И высокая громада обрыва, и небо, и море — в ответ молчали, конечно; но мне почудилось, что тишина вокруг неуловимо сгустилась, стала непроницаемой, немой, и все, что окружало меня неживые пески пляжа, навес с сидевшей в его темени Женей (тускло-желтый зыбкий и далекий силуэтик), угадываемый вдалеке мыс Карантинной косы, водная гладь моря, отливающая чернилами, — все вдруг отдалилось страшно и странно, словно я смотрел через обратную сторону бинокля.
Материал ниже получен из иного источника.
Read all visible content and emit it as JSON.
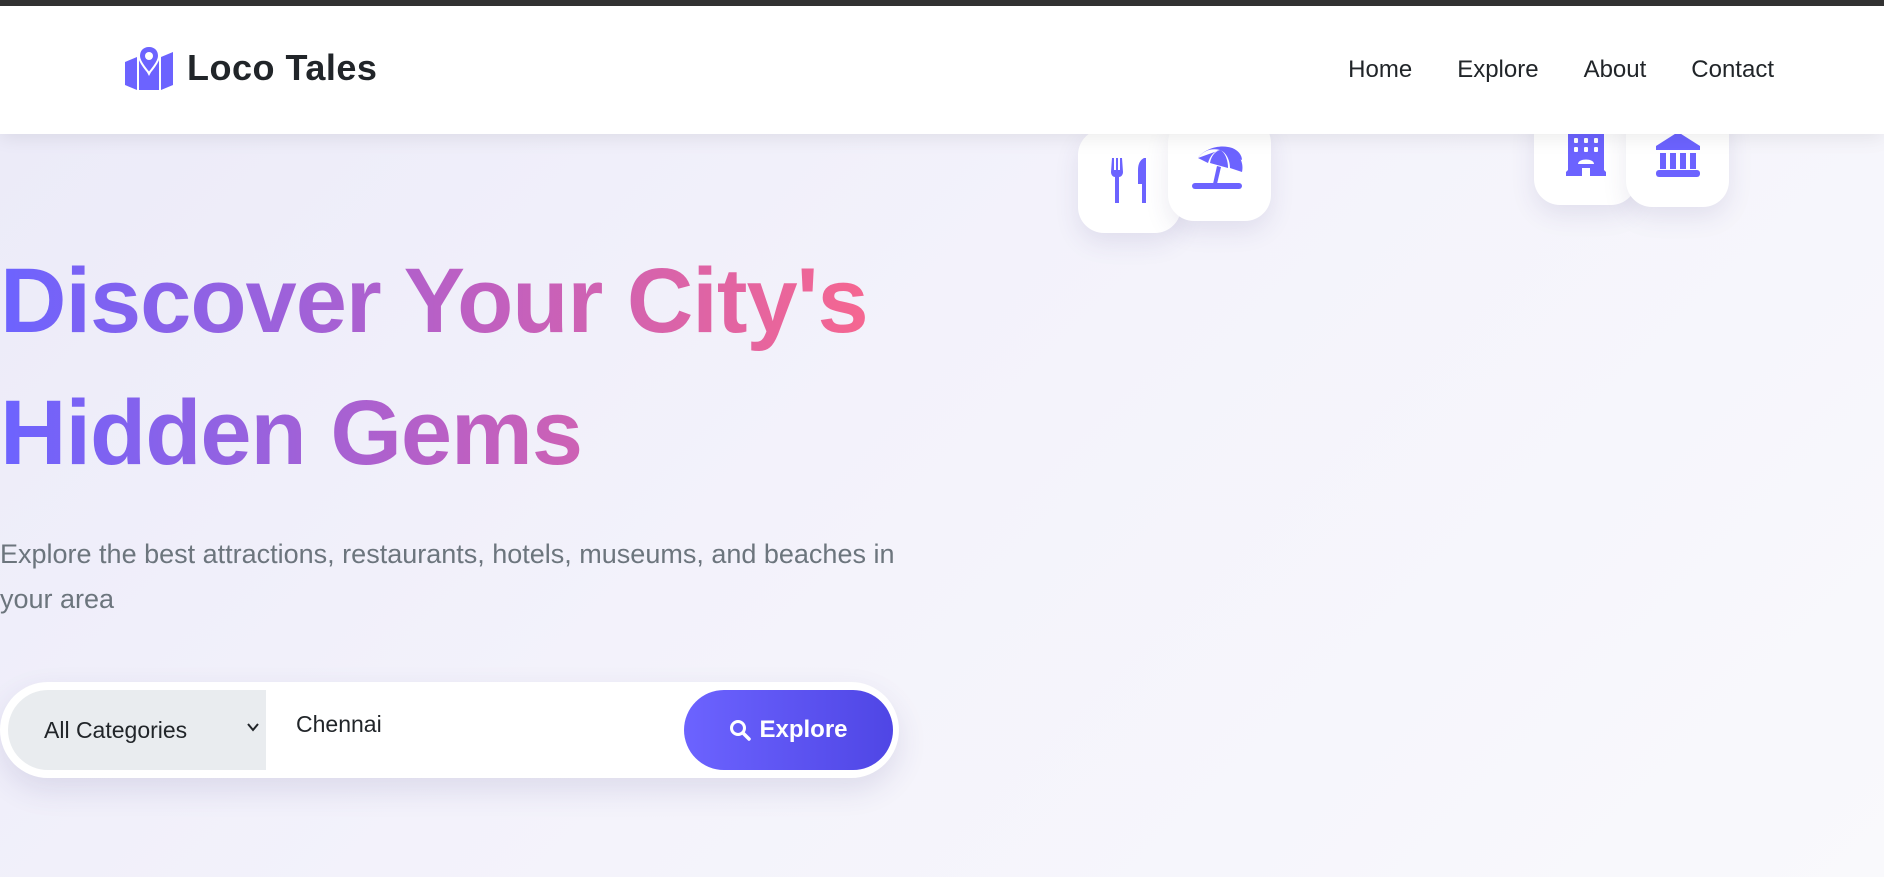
{
  "brand": {
    "name": "Loco Tales",
    "accent": "#6c63ff"
  },
  "nav": [
    {
      "label": "Home"
    },
    {
      "label": "Explore"
    },
    {
      "label": "About"
    },
    {
      "label": "Contact"
    }
  ],
  "floating_icons": [
    "restaurant-icon",
    "beach-umbrella-icon",
    "hotel-icon",
    "museum-icon"
  ],
  "hero": {
    "title_line1": "Discover Your City's",
    "title_line2": "Hidden Gems",
    "subtitle": "Explore the best attractions, restaurants, hotels, museums, and beaches in your area"
  },
  "search": {
    "category": "All Categories",
    "location": "Chennai",
    "button": "Explore"
  }
}
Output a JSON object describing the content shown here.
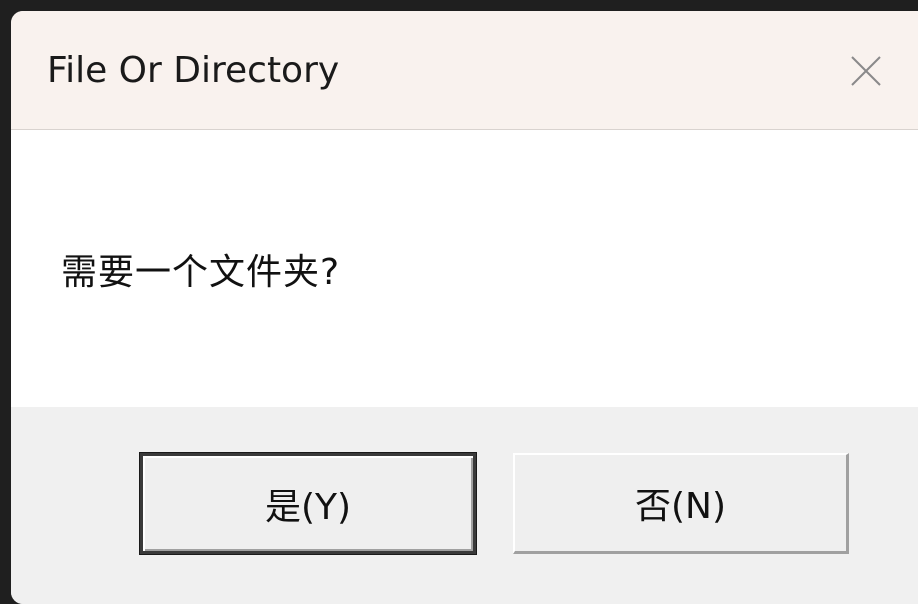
{
  "dialog": {
    "title": "File Or Directory",
    "close_icon": "close-icon",
    "message": "需要一个文件夹?",
    "buttons": {
      "yes_label": "是(Y)",
      "no_label": "否(N)"
    }
  },
  "colors": {
    "titlebar_bg": "#f9f2ee",
    "body_bg": "#ffffff",
    "footer_bg": "#f0f0f0"
  }
}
И это видение с отвратительной быстротой сжалось и заскользило вдаль, все дальше и дальше, и собралось в кристаллически прозрачную каплю, каплей же искажаясь в соответствии с ее формой, а я увидел себя плывущим по взбаламученному морю ранним ветреным утром и одновременно выходящим на берег, на песок возле вот этого самого навеса, а под навесом сидела Женя, только повзрослевшая, незнакомая какая-то: девушка, почти женщина, в белом платье, лицо строго и тревожно, испуганно даже, а глаза, отененные усталостью, заплаканны… Рядом с нею маячила неказистая, смутная фигурка Шуры-в-кубе… И вдруг картинка перебилась, опять вокруг заплескались косматые волны — темно-синие, как всегда утром, и я плыву по этим волнам, и кто-то, шумно хлопая руками по воде и хрипло дыша, плывет следом. Я знаю, что этот кто-то хочет меня догнать, но я будто играю с ним, ибо знаю тоже, что этот кто-то никогда меня не догонит, потому что ему догнать меня не под силу. И в чем, в чем, а в плавании ему меня не одолеть.

Это был ты, Литвин. Ты барахтался за моей спиной.

Это сейчас я знаю, что не кто-то, а ты, проклятый, ничтоже сумняшеся гнался за мною; это сейчас я знаю, что, когда я выбрался на берег ветреным июньским утром после ночи выпускного нашего бала, замерзший и усталый до изнеможения, готовый упасть на песок и ползти, измученная ожиданием и страхом Женя закричала: «А Рома где? Рома?..» Но в тогдашнем видении будущего, настигшем меня в час первого свидания с Женей, некто в серокрыльчатом капюшоне (это его присутствие в пространствах уловила чуткая Женя) в тот вечер не распахнул завесу, лишь отдернул ее слегка и на миг.

Я, когда очнулся и обнаружил себя лежащим навзничь на песке, услышал женин почти возмущенный голосок (нежный по-прежнему, как лепесток цветка: переливчатый, трогательно-ломкий):

— Ну что за шутки, Тимо-о-он? Мне страшно, пошли домой… Хватит!..

Я открыл глаза. Женя стояла коленями в песке, наклонясь надо мною, испуганно глядела мне в лицо и теребила меня за плечо.

…Мы поднимались наверх по деревянной пляжной лестнице в обрыве, чудом уцелевшей при норд-осте, держались за руки и были страшно близки друг другу. Мы часто останавливались на хлипких деревянных ступеньках средь бордовых зарослей тамариска и серых диких маслин и целовались с закрытыми глазами, и оба притаенно, сорванно дышали, и однажды у нее вырвался блаженный стон — и этого стона ей не было стыдно.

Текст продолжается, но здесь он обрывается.